Faktor V Leiden mutation (APC resistance)

EDTA Blood, 1ml

or buccal swab

Factor V mutation type Leiden is a genetic coagulation defect and the most common cause of APC resistance. It is a point mutation in the gene encoding factor V of blood clotting (mutation G1691A or F506Q).

When the coagulation cascade is activated, normally the activated factor V (Va) is proteolytically degraded by the activated protein C (APC). However, the mutated factor Va cannot be inactivated by APC, and factor Va retains its procoagulant effect. This leads to an imbalance of anticoagulant and procoagulant influences, which increases the tendency to develop thromboses (thrombophilia).

The relative risk of thrombosis is increased 5-10-fold in heterozygotes and 50-100-fold in homozygotes.

Additional exogenous (e.g. oral contraceptives, pregnancy, immobilisation) and endogenous (e.g. protein C or protein S deficiency, antithrombin III deficiency) coagulation-promoting factors further increase the risk.

A high proportion (15-40%) of thrombosis patients who are heterozygous carriers of factor V Leiden are also heterozygous for the factor II mutation prothrombin G20210A. The combination of both mutations thus results in a further sharp increase in the risk of thrombosis.

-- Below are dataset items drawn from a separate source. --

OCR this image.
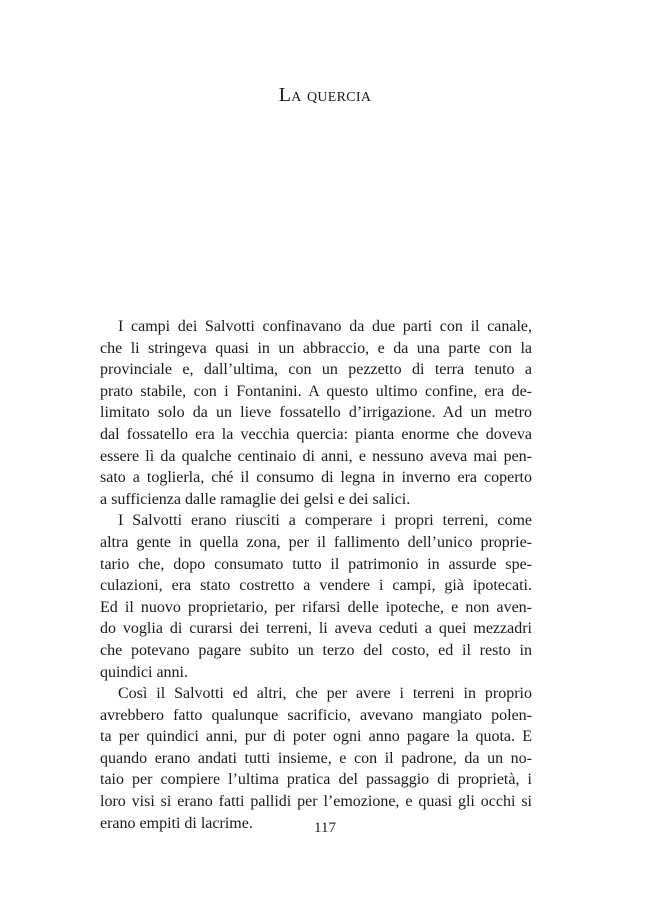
La quercia
I campi dei Salvotti confinavano da due parti con il canale,
che li stringeva quasi in un abbraccio, e da una parte con la
provinciale e, dall’ultima, con un pezzetto di terra tenuto a
prato stabile, con i Fontanini. A questo ultimo confine, era de-
limitato solo da un lieve fossatello d’irrigazione. Ad un metro
dal fossatello era la vecchia quercia: pianta enorme che doveva
essere lì da qualche centinaio di anni, e nessuno aveva mai pen-
sato a toglierla, ché il consumo di legna in inverno era coperto
a sufficienza dalle ramaglie dei gelsi e dei salici.
I Salvotti erano riusciti a comperare i propri terreni, come
altra gente in quella zona, per il fallimento dell’unico proprie-
tario che, dopo consumato tutto il patrimonio in assurde spe-
culazioni, era stato costretto a vendere i campi, già ipotecati.
Ed il nuovo proprietario, per rifarsi delle ipoteche, e non aven-
do voglia di curarsi dei terreni, li aveva ceduti a quei mezzadri
che potevano pagare subito un terzo del costo, ed il resto in
quindici anni.
Così il Salvotti ed altri, che per avere i terreni in proprio
avrebbero fatto qualunque sacrificio, avevano mangiato polen-
ta per quindici anni, pur di poter ogni anno pagare la quota. E
quando erano andati tutti insieme, e con il padrone, da un no-
taio per compiere l’ultima pratica del passaggio di proprietà, i
loro visi si erano fatti pallidi per l’emozione, e quasi gli occhi si
erano empiti di lacrime.	117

In recent years, patients with repeated miscarriages (so-called habitual abortions), stillbirths of otherwise unclear cause and severe intrauterine growth retardation have also been found to be associated with maternal thrombophilia, so that a coagulation test of the mother and, if necessary, prophylaxis is also appropriate in these cases.


Note: Profile 142 APC resistance and profile 1959 factor II mutation (prothrombin mutation) are recommended for further clarification of a thrombophilia.